# varroa and Pseudoscorpion



## Michael Bush (Aug 2, 2002)

I have seen one occasionally in my hives. I don't think enough to make a difference... but it all adds up doesn't it.


----------



## casper_zip (Apr 16, 2010)

I killed a regular ole scorpion (stinging lizard) type on the top screen of one of my hives. I don't like these rascals being aroung my place, so I kill the ones I see. They are not the scorpions like the "book" scorpions, tho. These La. ones are too big, and would have to lower his tail to get into the hive.

casper


----------



## BeeGora (Oct 22, 2013)

So if you go treatment free is there a chance that you'd have these little buggers in the hive?


----------



## Michael Bush (Aug 2, 2002)

>So if you go treatment free is there a chance that you'd have these little buggers in the hive?
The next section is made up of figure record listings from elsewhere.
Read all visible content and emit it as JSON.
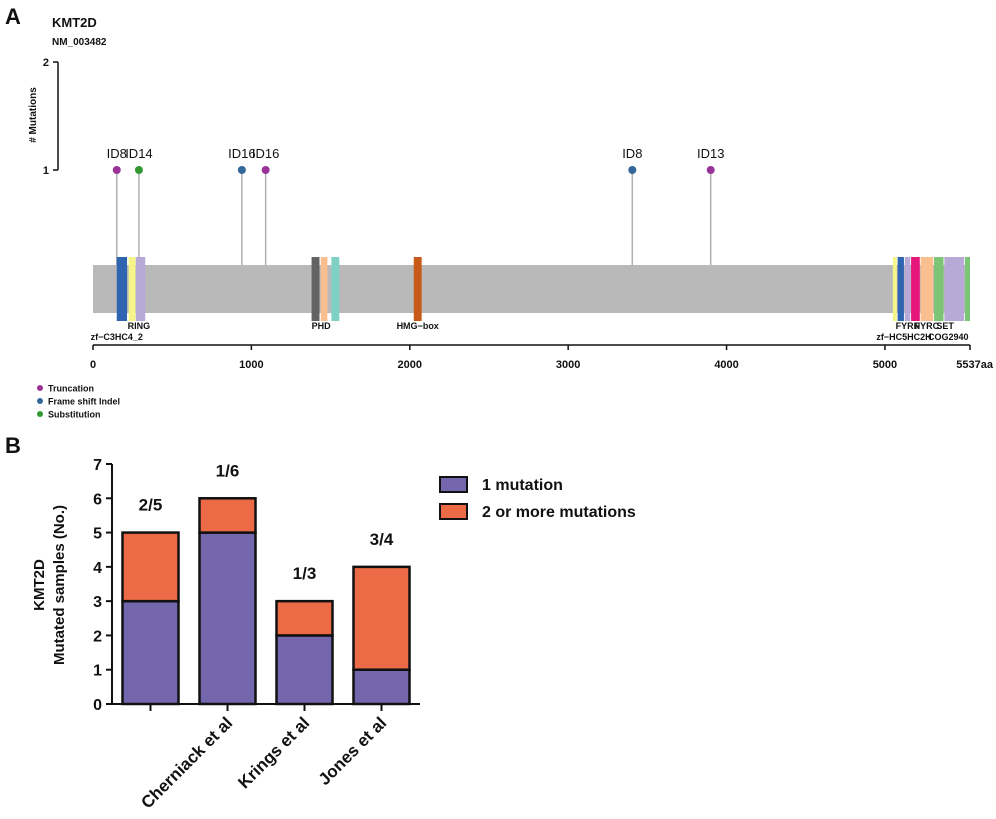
{
  "panel_a": {
    "panel_label": "A",
    "gene": "KMT2D",
    "transcript": "NM_003482",
    "protein_length": 5537,
    "length_label": "5537aa",
    "y_axis_label": "# Mutations",
    "y_ticks": [
      "1",
      "2"
    ],
    "x_ticks": [
      {
        "value": 0,
        "label": "0"
      },
      {
        "value": 1000,
        "label": "1000"
      },
      {
        "value": 2000,
        "label": "2000"
      },
      {
        "value": 3000,
        "label": "3000"
      },
      {
        "value": 4000,
        "label": "4000"
      },
      {
        "value": 5000,
        "label": "5000"
      }
    ],
    "mutations": [
      {
        "pos": 150,
        "label": "ID8",
        "type": "truncation",
        "count": 1
      },
      {
        "pos": 290,
        "label": "ID14",
        "type": "substitution",
        "count": 1
      },
      {
        "pos": 940,
        "label": "ID16",
        "type": "frameshift",
        "count": 1
      },
      {
        "pos": 1090,
        "label": "ID16",
        "type": "truncation",
        "count": 1
      },
      {
        "pos": 3405,
        "label": "ID8",
        "type": "frameshift",
        "count": 1
      },
      {
        "pos": 3900,
        "label": "ID13",
        "type": "truncation",
        "count": 1
      }
    ],
    "domains": [
      {
        "start": 150,
        "end": 215,
        "color": "#2f65b0"
      },
      {
        "start": 225,
        "end": 268,
        "color": "#f6f58a"
      },
      {
        "start": 270,
        "end": 330,
        "color": "#b9a9d6"
      },
      {
        "start": 1380,
        "end": 1430,
        "color": "#636363"
      },
      {
        "start": 1438,
        "end": 1480,
        "color": "#f9bf8f"
      },
      {
        "start": 1505,
        "end": 1555,
        "color": "#7fd1c5"
      },
      {
        "start": 2025,
        "end": 2075,
        "color": "#c65a18"
      },
      {
        "start": 5050,
        "end": 5075,
        "color": "#f6f58a"
      },
      {
        "start": 5080,
        "end": 5120,
        "color": "#2f65b0"
      },
      {
        "start": 5125,
        "end": 5160,
        "color": "#b9a9d6"
      },
      {
        "start": 5165,
        "end": 5220,
        "color": "#e5157a"
      },
      {
        "start": 5225,
        "end": 5305,
        "color": "#f9bf8f"
      },
      {
        "start": 5310,
        "end": 5370,
        "color": "#7cc576"
      },
      {
        "start": 5375,
        "end": 5500,
        "color": "#b9a9d6"
      },
      {
        "start": 5505,
        "end": 5537,
        "color": "#7cc576"
      }
    ],
    "domain_labels": [
      {
        "text": "RING",
        "pos": 290,
        "row": 1
      },
      {
        "text": "zf−C3HC4_2",
        "pos": 150,
        "row": 2
      },
      {
        "text": "PHD",
        "pos": 1440,
        "row": 1
      },
      {
        "text": "HMG−box",
        "pos": 2050,
        "row": 1
      },
      {
        "text": "FYRN",
        "pos": 5145,
        "row": 1
      },
      {
        "text": "FYRC",
        "pos": 5265,
        "row": 1
      },
      {
        "text": "SET",
        "pos": 5380,
        "row": 1
      },
      {
        "text": "zf−HC5HC2H",
        "pos": 5120,
        "row": 2
      },
      {
        "text": "COG2940",
        "pos": 5400,
        "row": 2
      }
    ],
    "legend": [
      {
        "key": "truncation",
        "label": "Truncation",
        "color": "#993399"
      },
      {
        "key": "frameshift",
        "label": "Frame shift Indel",
        "color": "#336699"
      },
      {
        "key": "substitution",
        "label": "Substitution",
        "color": "#339933"
      }
    ]
  },
  "chart_data": {
    "type": "bar",
    "stacked": true,
    "panel_label": "B",
    "title": "",
    "xlabel": "",
    "ylabel_lines": [
      "KMT2D",
      "Mutated samples (No.)"
    ],
    "ylim": [
      0,
      7
    ],
    "yticks": [
      0,
      1,
      2,
      3,
      4,
      5,
      6,
      7
    ],
    "categories": [
      "",
      "Cherniack et al",
      "Krings et al",
      "Jones et al"
    ],
    "series": [
      {
        "name": "1 mutation",
        "color": "#7366ad",
        "values": [
          3,
          5,
          2,
          1
        ]
      },
      {
        "name": "2 or more mutations",
        "color": "#ec6a46",
        "values": [
          2,
          1,
          1,
          3
        ]
      }
    ],
    "bar_labels": [
      "2/5",
      "1/6",
      "1/3",
      "3/4"
    ],
    "legend_position": "top-right"
  }
}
I am treatment free. I have seen pseudoscorpions on occasion in the hives. Not so many that I think they make a big difference...


----------



## seawrath (May 30, 2015)

MichaeI, know this is an old post. But what if we use the idea of an ecobottom board in conjuction with pseudoscorpions to create a habitat for them to multiply. With enough of them i could see a benefit. I actually envision a bottom board of cardboard rolled up on its end like those cat scratch mats.


----------



## JRG13 (May 11, 2012)

a couple months back I went to squish a tachinid fly on the window, but I noticed a small 'glob' on a back leg. It was a pseudoscorpion feeding away. I bottled the fly, it died overnight from trying to fly out of the jar the whole time I'm assuming. The pseudoscorpion stayed attached 2-3 days feeding then finally started roaming. I dumped him on top of a nuc at the house, but seeing the behavior on the fly, I'm assuming with the 20,000+ bee legs in a hive to latch onto, varroa would have nothing to fear.


----------



## seawrath (May 30, 2015)

The youtube video i saw showed a book pseudo scorpion only slightly larger than a vorroa. And the way he was sucking them down id say that was his food of choice . i think a bee would kick it to the curb.


----------



## marshmasterpat (Jun 26, 2013)

First colony of bees I got were a cut out from a chinaberry tree next to a man's shop. It was hollow and a colony had been there for more or less 3 years (not saying the same one). They had mites and there were several pseudo scorpions in the tree both at the base of the main hollow and at the fork in the tree. I know I found 2 in the hive box I brought back to the house during the first week. 

They were living in the debris that was several inches deep in the base of the tree trunk and fork.

If I remember correctly there was also a millipede living there. Maybe part of the natural hive ecosystem.


----------



## Michael Bush (Aug 2, 2002)

>MichaeI, know this is an old post. But what if we use the idea of an ecobottom board in conjuction with pseudoscorpions to create a habitat for them to multiply.

I came up with that idea more than a decade ago... but I could never get what I felt was a satisfactory equivalent to what I see in a tree. In a tree the comb sort of ends where ever the bees like. Usually with a gap of a couple of inches to the debris at the bottom. The debris is often 4 to 6 inches deep with all sorts of living things in it. Ants, roaches, centipedes, sow bugs, wax moths larvae, debris beetles of several kinds and who knows how many kinds of mites. (they don't call the mites for nothing)

The problem is in a hive I either have to give the bees access to this, in which case they typically haul the trash out, or I don't give them access and the bees lose the ability to run off what they don't want. It's difficult for me to keep that space at the bottom without either tempting them to add some comb or getting too close to the debris and then the wax moths move up into the comb. And all of those experiments were before there were any SHB around. I'm not saying it can't be done, but it was not as simple as I imagined it and I moved on to other things...

>With enough of them i could see a benefit. 

Perhaps.

>I actually envision a bottom board of cardboard rolled up on its end like those cat scratch mats.

Let us know how it works out.


----------



## JRG13 (May 11, 2012)

seawrath said:


> The youtube video i saw showed a book pseudo scorpion only slightly larger than a vorroa. And the way he was sucking them down id say that was his food of choice . i think a bee would kick it to the curb.


If you put a scorpion in a jar with some mites, I'm sure it would suck them down, but putting them in a hive w/o a bunch of mites conveniently dumped on them is a different story. I think they would be good at cleaning up ones that drop down into the bottom of the hive if you could establish them but I wouldn't expect them to be roaming comb looking for mites, more likely they attach to the first bee they encounter on the bottom board and go for a ride which is typical behavior as well.


----------